Burkay, mutluluğunu gölgeleyen bir iki noktanın
bulunduğunu, bunlardan birinin halen yurt dışında
olan, ülkelerine dönemeyen insanlar olduğunu belirterek,
şöyle konuştu:
“Acılı
bir dönem yaşadık. Daha sonra şiddet sarmalı
vardı, bugüne kadar geldik şimdi benim dönüşüm
elbette basit bile olsa önemli bir değişimi
gösteriyor. Bu değişimi küçümsememek lazım.
Yani belli bir dereceye kadar düşüncelerimizi özgürce
söyleyebiliyoruz. Kürt sorununun çözümlerini tartışabiliyoruz.
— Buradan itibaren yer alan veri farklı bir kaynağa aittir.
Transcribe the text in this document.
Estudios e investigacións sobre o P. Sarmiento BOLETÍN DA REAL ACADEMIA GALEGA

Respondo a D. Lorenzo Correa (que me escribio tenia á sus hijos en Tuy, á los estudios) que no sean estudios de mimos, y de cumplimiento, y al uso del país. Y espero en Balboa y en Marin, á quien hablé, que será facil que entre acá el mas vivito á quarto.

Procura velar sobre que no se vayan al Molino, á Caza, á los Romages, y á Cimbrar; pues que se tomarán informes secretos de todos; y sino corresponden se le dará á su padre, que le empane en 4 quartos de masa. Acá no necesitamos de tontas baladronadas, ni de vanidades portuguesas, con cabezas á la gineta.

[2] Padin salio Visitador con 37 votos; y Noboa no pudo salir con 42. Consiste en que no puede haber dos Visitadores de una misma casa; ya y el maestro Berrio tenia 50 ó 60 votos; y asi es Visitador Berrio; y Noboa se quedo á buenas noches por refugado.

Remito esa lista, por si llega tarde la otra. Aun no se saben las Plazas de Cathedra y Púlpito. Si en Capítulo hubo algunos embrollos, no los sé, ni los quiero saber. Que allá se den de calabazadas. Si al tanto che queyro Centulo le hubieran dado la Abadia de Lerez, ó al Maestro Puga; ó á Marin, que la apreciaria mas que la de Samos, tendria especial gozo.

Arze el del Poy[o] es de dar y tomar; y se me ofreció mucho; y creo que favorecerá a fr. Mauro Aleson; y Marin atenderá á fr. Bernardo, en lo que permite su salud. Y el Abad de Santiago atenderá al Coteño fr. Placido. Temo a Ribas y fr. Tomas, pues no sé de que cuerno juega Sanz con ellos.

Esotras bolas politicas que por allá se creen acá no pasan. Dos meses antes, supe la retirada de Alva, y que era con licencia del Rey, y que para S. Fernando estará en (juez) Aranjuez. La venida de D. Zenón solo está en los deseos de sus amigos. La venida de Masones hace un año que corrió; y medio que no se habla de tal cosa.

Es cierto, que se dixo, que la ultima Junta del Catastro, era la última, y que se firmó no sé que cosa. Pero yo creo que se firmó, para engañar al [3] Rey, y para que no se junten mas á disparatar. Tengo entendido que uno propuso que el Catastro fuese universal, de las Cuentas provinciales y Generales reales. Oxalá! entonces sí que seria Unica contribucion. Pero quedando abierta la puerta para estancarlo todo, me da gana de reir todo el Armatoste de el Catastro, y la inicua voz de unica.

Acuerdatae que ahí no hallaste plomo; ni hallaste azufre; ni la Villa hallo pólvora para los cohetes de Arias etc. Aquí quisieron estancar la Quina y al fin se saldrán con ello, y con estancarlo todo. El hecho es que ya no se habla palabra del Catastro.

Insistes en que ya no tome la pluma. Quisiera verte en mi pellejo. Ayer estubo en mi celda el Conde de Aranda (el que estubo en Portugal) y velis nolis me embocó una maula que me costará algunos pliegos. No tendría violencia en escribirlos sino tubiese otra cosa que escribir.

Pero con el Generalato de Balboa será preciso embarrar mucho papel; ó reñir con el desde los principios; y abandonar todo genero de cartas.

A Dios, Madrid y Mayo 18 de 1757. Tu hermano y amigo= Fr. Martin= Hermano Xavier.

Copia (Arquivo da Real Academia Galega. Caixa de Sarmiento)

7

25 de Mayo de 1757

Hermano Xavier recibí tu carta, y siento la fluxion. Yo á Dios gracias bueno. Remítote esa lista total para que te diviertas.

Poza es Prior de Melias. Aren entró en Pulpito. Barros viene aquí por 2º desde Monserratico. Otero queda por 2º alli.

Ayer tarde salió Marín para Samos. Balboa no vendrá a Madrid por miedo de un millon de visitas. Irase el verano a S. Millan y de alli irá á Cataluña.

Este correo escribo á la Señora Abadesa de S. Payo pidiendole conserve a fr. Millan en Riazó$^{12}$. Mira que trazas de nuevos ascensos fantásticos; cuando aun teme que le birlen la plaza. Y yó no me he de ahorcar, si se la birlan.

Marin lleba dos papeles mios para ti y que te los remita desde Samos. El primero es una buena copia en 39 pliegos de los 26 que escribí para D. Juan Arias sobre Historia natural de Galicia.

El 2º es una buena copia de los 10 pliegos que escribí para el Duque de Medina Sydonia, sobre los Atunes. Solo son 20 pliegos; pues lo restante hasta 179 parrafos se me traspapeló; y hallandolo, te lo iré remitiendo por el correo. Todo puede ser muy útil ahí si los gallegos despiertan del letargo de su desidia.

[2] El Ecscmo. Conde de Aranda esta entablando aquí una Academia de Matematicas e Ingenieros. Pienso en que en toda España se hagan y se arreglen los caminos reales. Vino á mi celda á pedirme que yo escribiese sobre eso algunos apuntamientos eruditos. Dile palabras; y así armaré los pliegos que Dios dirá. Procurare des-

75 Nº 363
Bir Kürtçe televizyon kanalı var. Bir siyasi parti
propagandasında federasyonu savunuyor. Bir başka
siyasi parti özerkliği talep ediyor. Bunun gibi olumlu
sayabileceğimiz gelişmeler var. Ama çağdaş
anlamda demokratik topluma ulaşabilmek için henüz
yapılması gereken çok şey var. Özellikle
Kürt sorununun boyutları gözönüne alındığında
henüz küçük adımlardır. Biz eşitlik temelinde
çözüm istiyoruz ve inanıyoruz ki eşitlik temelinde
bu olursa her iki halk Kürtler ve Türkler barış
içinde bu ülkede yaşayacaklardır. Kanın
dökülmesi son bulacak.”
Silahlar
susmadıkça ülkeye barış gelmeyeceğini
savunan Burkay, bu konuda sorumluluk duyan herkesin üzerine
düşeni yapması gerektiğini kaydederek,
“Benim umuyorum ki artık bu şiddet sürecinin
son aşamalarını yaşıyoruz. Yani
'sonuna geldik' diye düşünüyorum. Ama acılı
oluyor bu, inişli ve çıkışlı
oluyor. Eğer çaba sarf edersek inanıyorum ki
bu süreci çok kısa atlatırız, akan kanı
durdurabiliriz. Diyalog süreci başlar. Kürt halkı
bu diyalog sürecinde taleplerini daha rahat şekilde
dile getirecektir. Her iki halkın özgürce yan yana
eşit haklara sahip yaşamasını böylesine
özgürce sağlayabiliriz. Bu ülkeye dünya standartlarında
çağdaş demokrasiyi getirebiliriz.”
Burkay, gazetecilerin “herhangi bir partide genel başkanlık
yapmayı düşünüyor musun?” sorusuna “Bu saatten
sonra genel başkanlık yapmayı düşünmüyorum.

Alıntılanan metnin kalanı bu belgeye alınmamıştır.